2021年春季総合特集(9)/トップインタビュー 三菱ケミカル/モールディングマテリアルズディビジョンアルミナ・繊維セクター繊維ユニット長 大坪 正博 氏/機能生かせる用途へのシフト/中国市場

2021年04月22日 (木曜日)

 三菱ケミカルホールディングスグループは、2021年度(22年3月期)を初年度とする5カ年の中期経営計画をスタートしている。最初の2年間は基盤強化や事業ポートフォリオの改革、主要事業の構造改革などを実行する。アクリル繊維やトリアセテート繊維などを展開する三菱ケミカルのフィルムズ&モールディングマテリアルズドメインモールディングマテリアルズディビジョンアルミナ・繊維セクターも基盤固めを行う。大坪正博繊維ユニット長は「資材用途などの強化を図り、利益拡大につなげる」と意気込みを示す。

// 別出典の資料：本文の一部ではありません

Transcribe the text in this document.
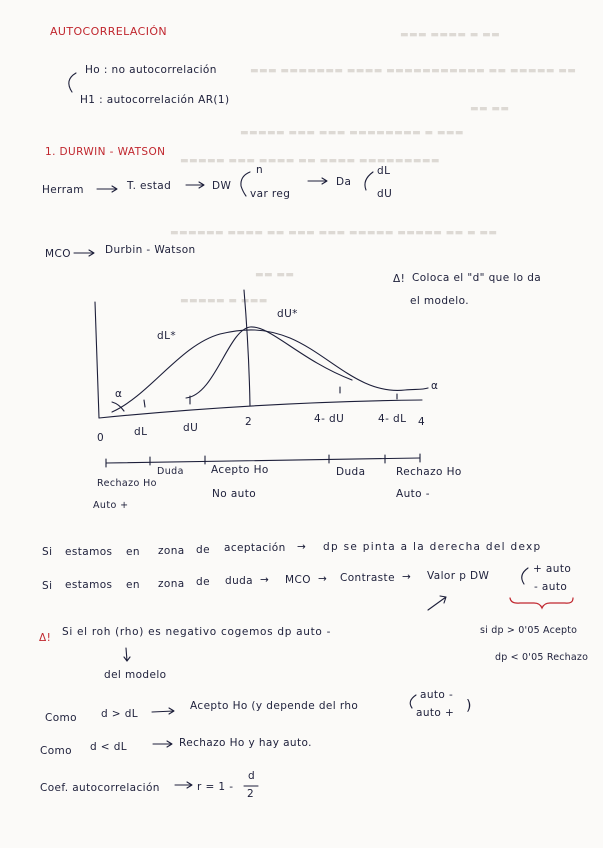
▬▬▬ ▬▬▬▬ ▬ ▬▬
▬▬▬ ▬▬▬▬▬▬▬ ▬▬▬▬ ▬▬▬▬▬▬▬▬▬▬▬ ▬▬ ▬▬▬▬▬ ▬▬
▬▬ ▬▬
▬▬▬▬▬ ▬▬▬ ▬▬▬ ▬▬▬▬▬▬▬▬ ▬ ▬▬▬
▬▬▬▬▬ ▬▬▬ ▬▬▬▬ ▬▬ ▬▬▬▬ ▬▬▬▬▬▬▬▬▬
▬▬▬▬▬▬ ▬▬▬▬ ▬▬ ▬▬▬ ▬▬▬ ▬▬▬▬▬ ▬▬▬▬▬ ▬▬ ▬ ▬▬
▬▬ ▬▬
▬▬▬▬▬ ▬ ▬▬▬
AUTOCORRELACIÓN
Ho : no autocorrelación
H1 : autocorrelación AR(1)
1. DURWIN - WATSON
Herram	T. estad	DW
n
var reg
Da
dL
dU
MCO	Durbin - Watson
Δ! Coloca el "d" que lo da
el modelo.
dL*
dU*
α
α
0	dL	dU	2	4- dU	4- dL 4
Rechazo Ho
Auto +
Duda	Acepto Ho
No auto
Duda	Rechazo Ho
Auto -
Si estamos en zona de aceptación → dp se pinta a la derecha del dexp
Si estamos en zona de duda → MCO → Contraste → Valor p DW
+ auto
- auto
Δ! Si el roh (rho) es negativo cogemos dp auto -
del modelo
si dp > 0'05 Acepto
dp < 0'05 Rechazo
Como d > dL
Acepto Ho (y depende del rho
auto -
auto + )
Como d < dL	Rechazo Ho y hay auto.
Coef. autocorrelación	r = 1 -
d
2
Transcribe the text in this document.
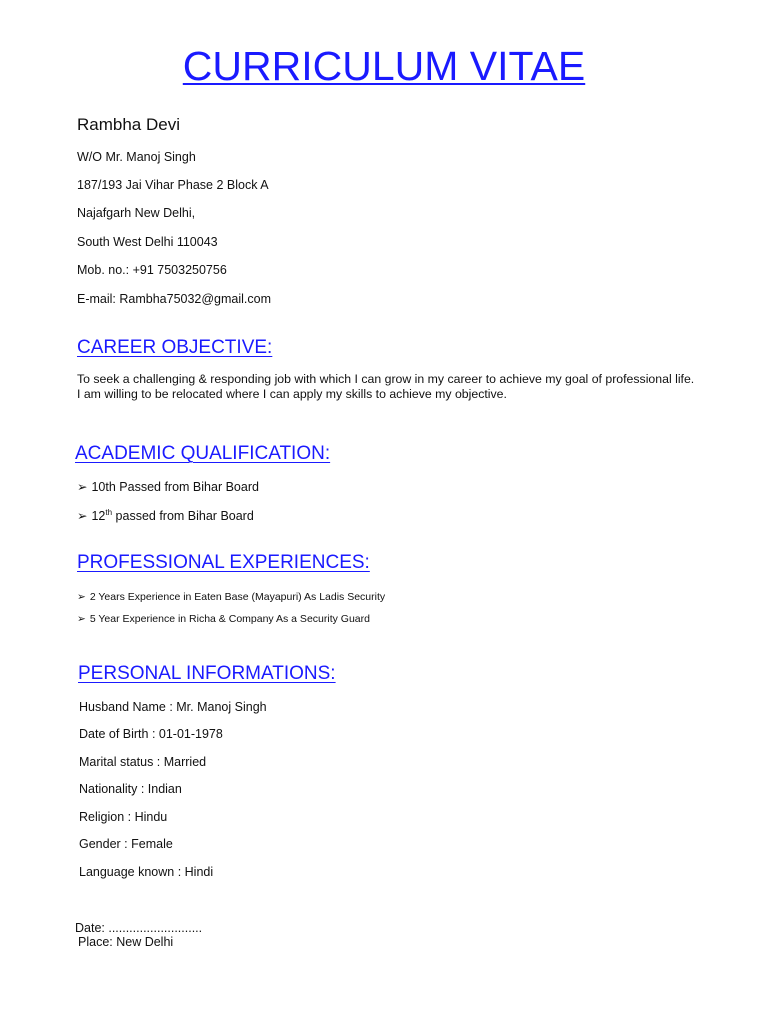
CURRICULUM VITAE
Rambha Devi
W/O Mr. Manoj Singh
187/193 Jai Vihar Phase 2 Block A
Najafgarh New Delhi,
South West Delhi 110043
Mob. no.: +91 7503250756
E-mail: Rambha75032@gmail.com
CAREER OBJECTIVE:
To seek a challenging & responding job with which I can grow in my career to achieve my goal of professional life. I am willing to be relocated where I can apply my skills to achieve my objective.
ACADEMIC QUALIFICATION:
➢ 10th Passed from Bihar Board
➢ 12th passed from Bihar Board
PROFESSIONAL EXPERIENCES:
➢ 2 Years Experience in Eaten Base (Mayapuri) As Ladis Security
➢ 5 Year Experience in Richa & Company As a Security Guard
PERSONAL INFORMATIONS:
Husband Name : Mr. Manoj Singh
Date of Birth : 01-01-1978
Marital status : Married
Nationality : Indian
Religion : Hindu
Gender : Female
Language known : Hindi
Date: ...........................
Place: New Delhi
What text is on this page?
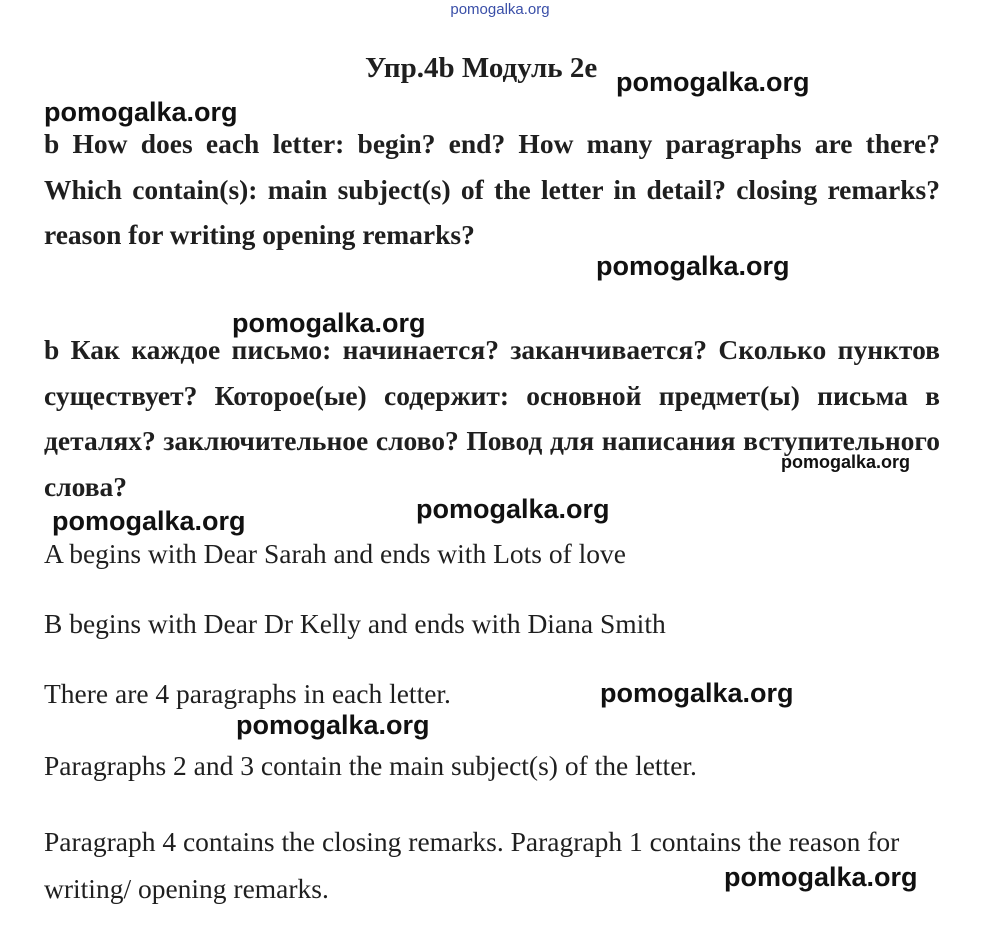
pomogalka.org
Упр.4b Модуль 2e
b How does each letter: begin? end? How many paragraphs are there? Which contain(s): main subject(s) of the letter in detail? closing remarks? reason for writing opening remarks?
b Как каждое письмо: начинается? заканчивается? Сколько пунктов существует? Которое(ые) содержит: основной предмет(ы) письма в деталях? заключительное слово? Повод для написания вступительного слова?
A begins with Dear Sarah and ends with Lots of love
B begins with Dear Dr Kelly and ends with Diana Smith
There are 4 paragraphs in each letter.
Paragraphs 2 and 3 contain the main subject(s) of the letter.
Paragraph 4 contains the closing remarks. Paragraph 1 contains the reason for writing/ opening remarks.
pomogalka.org
pomogalka.org
pomogalka.org
pomogalka.org
pomogalka.org
pomogalka.org	pomogalka.org
pomogalka.org
pomogalka.org
pomogalka.org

  ――新型コロナウイルス禍が収束した後、日本の繊維産業が発展するには何が必要になると思いますか。

 新型コロナ禍によって消費者の生活は大きく変わりました。こうした変化は新型コロナ禍が収束した後も完全に元に戻るとは考えられず、繊維・テキスタイル産業も変化していかなければならないでしょう。例えば巣ごもりによって伸びた部屋着などの需要はこれからもなくなりません。ただ衣料品だけでなく、自動車や情報通信、メディカルなど、機能性が生かせる用途へのシフトも必要です。

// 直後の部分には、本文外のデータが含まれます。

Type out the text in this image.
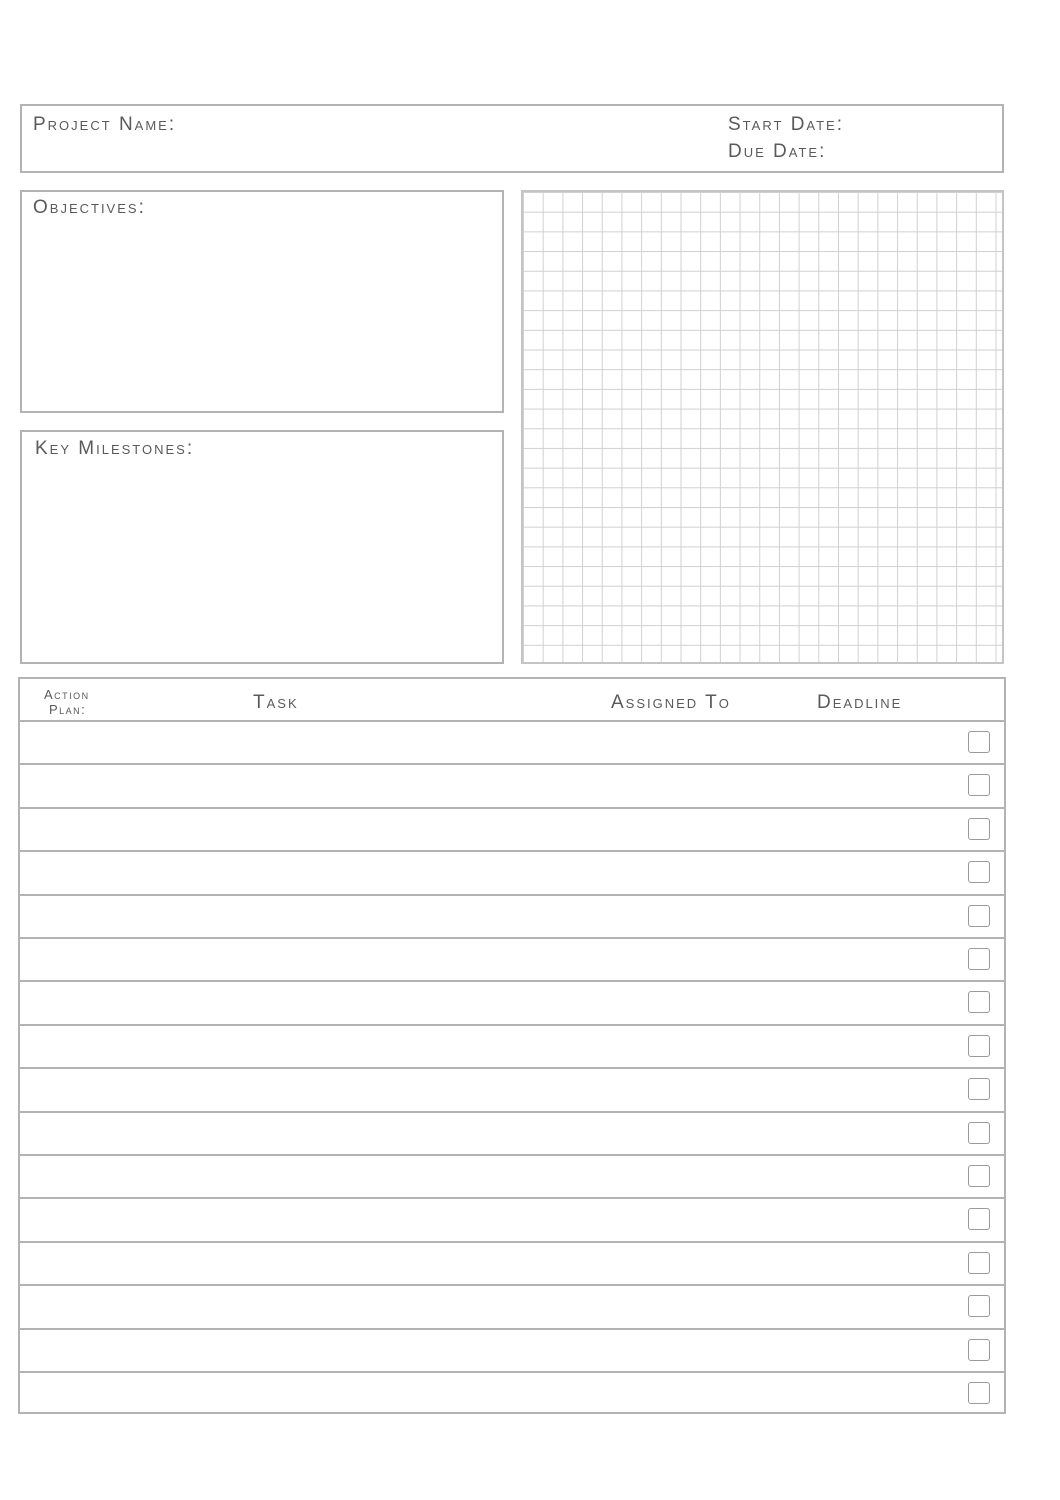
Project Name:	Start Date:
Due Date:
Objectives:
Key Milestones:
Action
Plan:	Task	Assigned To	Deadline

 落ち込んでいる消費意欲も戻ります。いわゆるリベンジ消費は出てくると思います。インバウンド需要の回復も見込まれます。買う場所はリアルが中心なのか、オンラインが主力になるのかまでは分からないのですが、こうした動きを逃さないことが大切です。テレワークの進展をはじめとする働き方の改革によって従来のビジネス服は厳しさが続くかもしれませんが、変化に対応すればチャンスはあると思います。

  ――国内繊維産地も生き残れるでしょうか。

 衣料用繊維は新型コロナ前から厳しい状況が続き、これまでの延長線ではいけません。繰り返しになりますが、自動車やメディカル向けの強化など、事業ポートフォリオを変革すれば可能性はまだまだあります。事業ポートフォリオの変革と同じく重要になるのが環境です。脱炭素への貢献やサステイナビリティー、サーキュラーエコノミー(循環型経済)などにどのようにして繊維で対応するかだと考えています。

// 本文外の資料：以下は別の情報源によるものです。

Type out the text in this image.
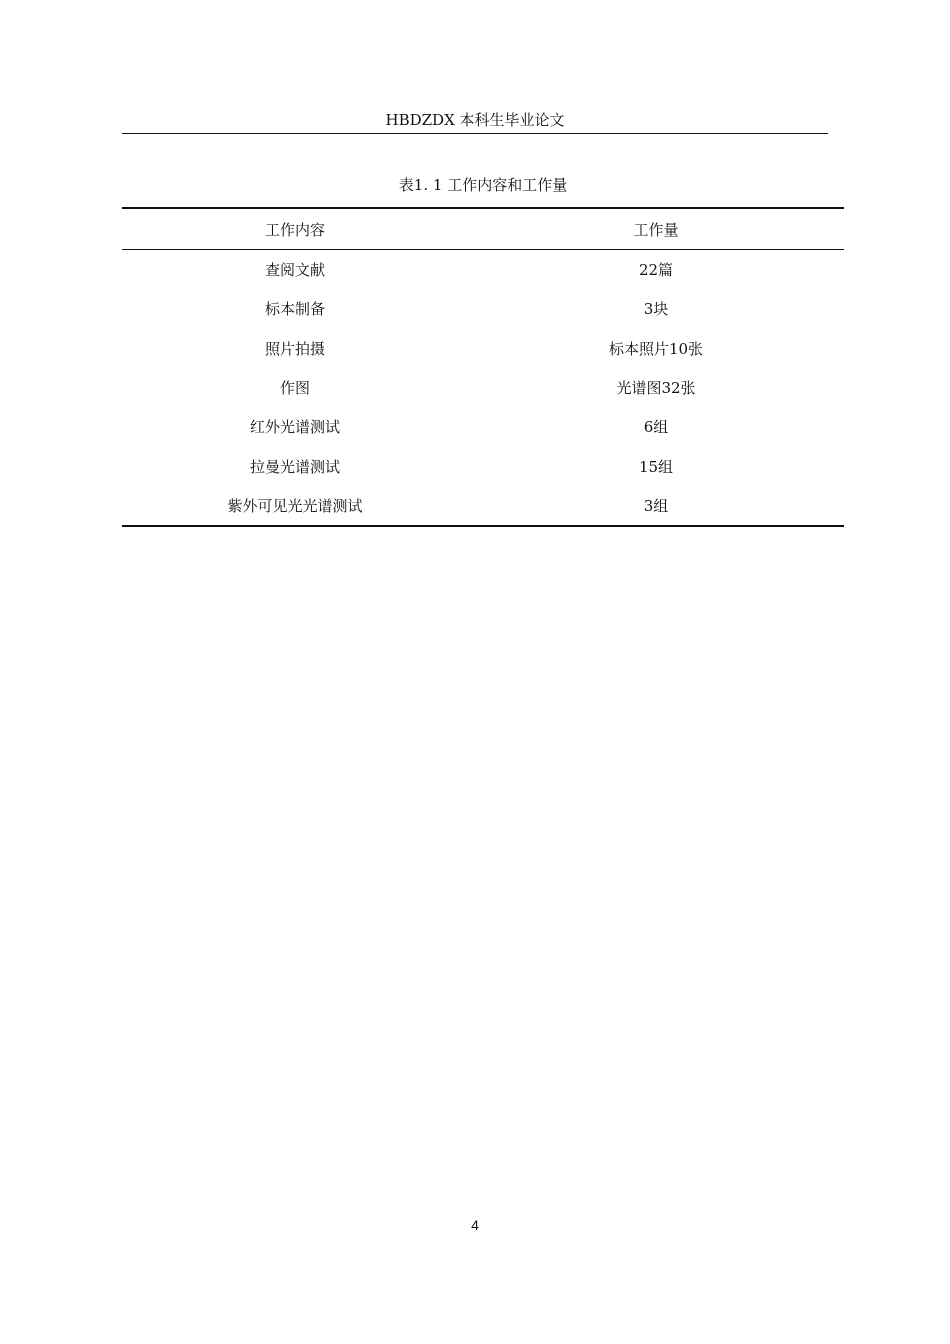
HBDZDX 本科生毕业论文
表1. 1 工作内容和工作量
工作内容	工作量
查阅文献	22篇
标本制备	3块
照片拍摄	标本照片10张
作图	光谱图32张
红外光谱测试	6组
拉曼光谱测试	15组
紫外可见光光谱测试	3组
4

  ――21年度に入りました。経済動向をどう予想しますか。

 現在は財政出動によってある程度経済が維持できているのですが、その半面で金余り状態にもなっています。そのつけが回ってくることも考えられます。財政・金融政策がどの方向に動いていくのか、目が離せないでしょう。これは国内だけでなく、世界経済にとっても大きいのですが、米国と中国の関係もどのようになるのか予想ができません。そのほか、ワクチンの接種がどう作用するのかにも関心を持っています。

  ――三菱ケミカルホールディングスグループは中期経営計画をスタートしましたが、先に繊維の20年度を振り返ってください。

 新型コロナ禍に影響された1年でした。アクリル繊維については、上半期は国内向けと輸出ともに販売数量が落ち込みました。下半期に入ってからは中国向け輸出と資材用途が回復基調になっています。その一方で、国内の衣料品向けは需要の低迷が続いています。溶融繊維の上半期は自動車のオプションマット向けが落ちましたが、資材用途は健闘しました。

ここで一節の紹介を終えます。